President Joe Biden’s Department of Justice dropped charges against Gang Chen, a Massachusetts Institute of Technology professor indicted under the Trump administration for concealing financial ties to the Chinese Communist Party while receiving federal research grants from the U.S.
Federal prosecutors’ decision to drop the case follows the White House tapping another professor from the Massachusetts Institute of Technology (MIT), Elisabeth Reynolds, for a senior post on the National Economic Council (NEC).
The National Pulse has previously revealed Reynolds’s link to Chen beyond working for the same university: she attended a 2017 conference in China alongside Chen where MIT professors were advising the Chinese Communist Party on economic and technological developments.
Organizers hope that local startups will be inspired or find some valuable technologies through the speeches, according to the district government. […] The Americans are giving guidance and suggestions to entrepreneurs and company officials based in Yangpu during the conference.

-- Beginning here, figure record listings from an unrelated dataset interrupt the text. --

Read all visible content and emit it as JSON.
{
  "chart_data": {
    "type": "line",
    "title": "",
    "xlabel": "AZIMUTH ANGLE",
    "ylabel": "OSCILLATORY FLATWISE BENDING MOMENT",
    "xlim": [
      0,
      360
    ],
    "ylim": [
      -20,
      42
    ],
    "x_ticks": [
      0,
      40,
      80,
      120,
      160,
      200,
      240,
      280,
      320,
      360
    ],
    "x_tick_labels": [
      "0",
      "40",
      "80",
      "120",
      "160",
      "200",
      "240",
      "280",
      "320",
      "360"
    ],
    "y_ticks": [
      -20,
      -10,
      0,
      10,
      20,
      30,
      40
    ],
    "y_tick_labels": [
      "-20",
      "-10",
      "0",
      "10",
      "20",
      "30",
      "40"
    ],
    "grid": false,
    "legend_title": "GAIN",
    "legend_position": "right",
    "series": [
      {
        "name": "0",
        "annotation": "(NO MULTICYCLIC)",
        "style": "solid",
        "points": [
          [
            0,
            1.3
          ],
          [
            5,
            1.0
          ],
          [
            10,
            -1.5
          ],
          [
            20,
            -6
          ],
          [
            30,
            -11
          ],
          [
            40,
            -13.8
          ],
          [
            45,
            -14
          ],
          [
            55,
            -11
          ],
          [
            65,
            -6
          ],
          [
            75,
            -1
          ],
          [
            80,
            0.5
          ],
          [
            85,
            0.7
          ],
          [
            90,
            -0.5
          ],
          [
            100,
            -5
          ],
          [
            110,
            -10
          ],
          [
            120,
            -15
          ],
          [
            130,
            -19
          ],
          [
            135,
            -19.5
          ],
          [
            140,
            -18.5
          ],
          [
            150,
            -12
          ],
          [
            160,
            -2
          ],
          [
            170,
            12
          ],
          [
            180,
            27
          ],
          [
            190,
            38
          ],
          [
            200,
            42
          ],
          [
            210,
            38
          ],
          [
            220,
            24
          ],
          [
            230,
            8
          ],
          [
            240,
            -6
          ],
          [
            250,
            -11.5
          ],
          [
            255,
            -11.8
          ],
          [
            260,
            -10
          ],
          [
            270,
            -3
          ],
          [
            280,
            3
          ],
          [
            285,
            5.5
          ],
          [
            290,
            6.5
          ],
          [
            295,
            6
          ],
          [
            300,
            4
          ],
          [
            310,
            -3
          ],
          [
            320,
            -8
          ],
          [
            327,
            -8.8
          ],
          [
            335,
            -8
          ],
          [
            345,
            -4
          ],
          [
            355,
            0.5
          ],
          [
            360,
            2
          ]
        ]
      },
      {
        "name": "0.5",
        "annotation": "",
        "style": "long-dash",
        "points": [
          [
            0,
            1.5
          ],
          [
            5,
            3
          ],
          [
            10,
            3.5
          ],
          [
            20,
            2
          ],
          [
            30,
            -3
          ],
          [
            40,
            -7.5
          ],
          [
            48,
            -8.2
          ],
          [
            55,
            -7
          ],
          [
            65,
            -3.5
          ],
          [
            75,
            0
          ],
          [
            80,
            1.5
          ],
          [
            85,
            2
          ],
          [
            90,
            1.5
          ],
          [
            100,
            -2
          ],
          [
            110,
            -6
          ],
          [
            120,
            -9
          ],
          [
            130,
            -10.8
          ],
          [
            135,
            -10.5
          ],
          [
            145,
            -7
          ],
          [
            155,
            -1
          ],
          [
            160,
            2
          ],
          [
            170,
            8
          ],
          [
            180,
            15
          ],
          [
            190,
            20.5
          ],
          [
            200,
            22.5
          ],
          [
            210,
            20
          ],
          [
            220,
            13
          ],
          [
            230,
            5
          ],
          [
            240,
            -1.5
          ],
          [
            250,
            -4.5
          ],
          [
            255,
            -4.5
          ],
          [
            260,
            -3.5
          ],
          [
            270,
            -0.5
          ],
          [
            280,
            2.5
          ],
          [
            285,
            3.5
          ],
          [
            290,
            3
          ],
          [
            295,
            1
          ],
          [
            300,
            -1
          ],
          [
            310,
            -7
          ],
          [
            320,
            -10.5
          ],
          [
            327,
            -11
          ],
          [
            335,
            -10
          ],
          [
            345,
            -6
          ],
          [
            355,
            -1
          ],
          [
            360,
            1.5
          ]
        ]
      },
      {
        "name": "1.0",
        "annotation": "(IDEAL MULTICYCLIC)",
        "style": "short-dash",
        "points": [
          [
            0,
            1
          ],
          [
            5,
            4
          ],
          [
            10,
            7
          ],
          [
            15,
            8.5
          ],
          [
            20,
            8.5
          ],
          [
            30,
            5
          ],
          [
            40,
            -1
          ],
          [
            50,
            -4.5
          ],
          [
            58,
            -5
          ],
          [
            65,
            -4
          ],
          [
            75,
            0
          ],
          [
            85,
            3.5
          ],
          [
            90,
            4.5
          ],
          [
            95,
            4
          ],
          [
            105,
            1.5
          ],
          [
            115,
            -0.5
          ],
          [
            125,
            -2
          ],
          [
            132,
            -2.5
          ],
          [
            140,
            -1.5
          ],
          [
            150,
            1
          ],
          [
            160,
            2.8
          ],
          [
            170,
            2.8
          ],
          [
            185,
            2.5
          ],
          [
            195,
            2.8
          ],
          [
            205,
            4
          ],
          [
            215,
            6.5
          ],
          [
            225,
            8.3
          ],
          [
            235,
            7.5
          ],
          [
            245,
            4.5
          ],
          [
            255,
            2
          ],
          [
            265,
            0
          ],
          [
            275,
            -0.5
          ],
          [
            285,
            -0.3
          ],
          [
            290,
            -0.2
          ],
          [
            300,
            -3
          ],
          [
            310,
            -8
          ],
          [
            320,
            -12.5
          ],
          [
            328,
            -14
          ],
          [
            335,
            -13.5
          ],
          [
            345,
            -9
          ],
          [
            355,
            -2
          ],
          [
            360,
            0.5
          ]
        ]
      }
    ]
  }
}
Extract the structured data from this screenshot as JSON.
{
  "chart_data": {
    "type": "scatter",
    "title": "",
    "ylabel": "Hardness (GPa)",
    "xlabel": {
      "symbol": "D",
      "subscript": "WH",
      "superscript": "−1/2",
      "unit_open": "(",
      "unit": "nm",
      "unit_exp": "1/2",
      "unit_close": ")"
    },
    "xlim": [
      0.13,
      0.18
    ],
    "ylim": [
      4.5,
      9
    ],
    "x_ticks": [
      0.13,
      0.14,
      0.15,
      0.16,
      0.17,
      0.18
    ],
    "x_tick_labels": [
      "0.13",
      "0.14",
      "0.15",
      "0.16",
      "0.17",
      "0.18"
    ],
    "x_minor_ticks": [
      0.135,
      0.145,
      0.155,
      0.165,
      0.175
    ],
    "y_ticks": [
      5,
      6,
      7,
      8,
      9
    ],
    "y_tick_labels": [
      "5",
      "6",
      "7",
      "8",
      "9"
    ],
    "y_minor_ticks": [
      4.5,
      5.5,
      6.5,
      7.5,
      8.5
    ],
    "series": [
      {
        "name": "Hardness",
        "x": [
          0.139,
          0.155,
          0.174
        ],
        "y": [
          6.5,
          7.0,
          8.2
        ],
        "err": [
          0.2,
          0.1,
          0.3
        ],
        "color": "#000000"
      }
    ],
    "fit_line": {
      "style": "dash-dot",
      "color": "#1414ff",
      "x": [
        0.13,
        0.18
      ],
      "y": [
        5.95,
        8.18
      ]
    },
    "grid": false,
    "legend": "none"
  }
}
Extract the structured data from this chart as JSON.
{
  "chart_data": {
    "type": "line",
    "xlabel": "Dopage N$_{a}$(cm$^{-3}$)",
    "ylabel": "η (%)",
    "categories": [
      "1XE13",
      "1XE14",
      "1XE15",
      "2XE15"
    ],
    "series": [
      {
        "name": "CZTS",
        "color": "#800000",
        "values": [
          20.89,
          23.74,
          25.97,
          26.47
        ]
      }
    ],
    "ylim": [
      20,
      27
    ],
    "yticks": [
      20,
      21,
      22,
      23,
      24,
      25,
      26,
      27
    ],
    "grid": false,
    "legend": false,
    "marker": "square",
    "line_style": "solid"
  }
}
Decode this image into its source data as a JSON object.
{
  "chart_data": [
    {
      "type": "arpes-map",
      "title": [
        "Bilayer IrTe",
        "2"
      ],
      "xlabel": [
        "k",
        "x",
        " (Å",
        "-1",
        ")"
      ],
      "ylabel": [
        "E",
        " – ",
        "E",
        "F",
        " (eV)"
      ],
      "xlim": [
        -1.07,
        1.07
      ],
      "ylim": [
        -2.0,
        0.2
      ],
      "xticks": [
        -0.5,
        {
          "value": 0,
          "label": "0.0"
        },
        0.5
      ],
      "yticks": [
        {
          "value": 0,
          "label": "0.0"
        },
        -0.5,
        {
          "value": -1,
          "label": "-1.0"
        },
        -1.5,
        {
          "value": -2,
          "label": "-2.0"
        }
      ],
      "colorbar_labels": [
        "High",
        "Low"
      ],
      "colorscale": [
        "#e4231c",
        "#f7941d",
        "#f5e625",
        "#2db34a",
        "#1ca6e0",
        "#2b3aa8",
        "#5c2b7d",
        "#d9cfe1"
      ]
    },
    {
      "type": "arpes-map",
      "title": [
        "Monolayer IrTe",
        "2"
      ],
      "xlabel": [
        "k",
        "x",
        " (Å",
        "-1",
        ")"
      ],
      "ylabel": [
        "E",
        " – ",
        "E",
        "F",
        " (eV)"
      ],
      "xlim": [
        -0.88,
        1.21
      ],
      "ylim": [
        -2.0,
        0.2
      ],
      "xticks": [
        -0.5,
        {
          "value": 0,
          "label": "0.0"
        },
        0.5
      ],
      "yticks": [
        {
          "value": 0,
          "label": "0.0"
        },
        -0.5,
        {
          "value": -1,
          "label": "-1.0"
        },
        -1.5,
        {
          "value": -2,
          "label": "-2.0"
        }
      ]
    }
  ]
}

Shanghai officials ultimately “signed an agreement with MIT to act as a bridge between Yangpu-based companies and the MIT Industrial Liaison Program, which helps enterprises to find appropriate resources from the university’s five colleges and 33 departments.”
“The Yangpu government has ‘top level’ membership on the MIT program, while local companies can opt to pay a membership fee to have a ‘second membership,’ allowing them to seek help and suggestions from MIT professionals anytime,” the summary adds.
Under the Trump administration, the Department of Justice alleged that since 2012, Chen has acted as an “overseas expert” for the Chinese Communist Party at the request of the government’s New York Consulate and has received approximately $29 million in foreign funding.
Despite working in the U.S. and receiving taxpayer dollars to fund his research, Gang Chen simultaneously was “promoting China’s technological and scientific development by providing advice and expertise — sometimes directly to Chinese government officials — and often in exchange for financial compensation,” according to the original charges.
“After a careful assessment of this new information in the context of all the evidence, our office has concluded that we can no longer meet our burden of proof at trial,” U.S. Attorney Rachael Rollins, the top federal prosecutor in Massachusetts, said. “As prosecutors, we have an obligation in every matter we pursue to continually examine the facts while being open to receiving and uncovering new information.”
The dismissal also follows professors from Stanford University lobbying the DOJ to halt its “China Initiative”: a Trump-era program targeting Chinese Communist Party-linked academics exploiting American universities for intellectual property theft and espionage.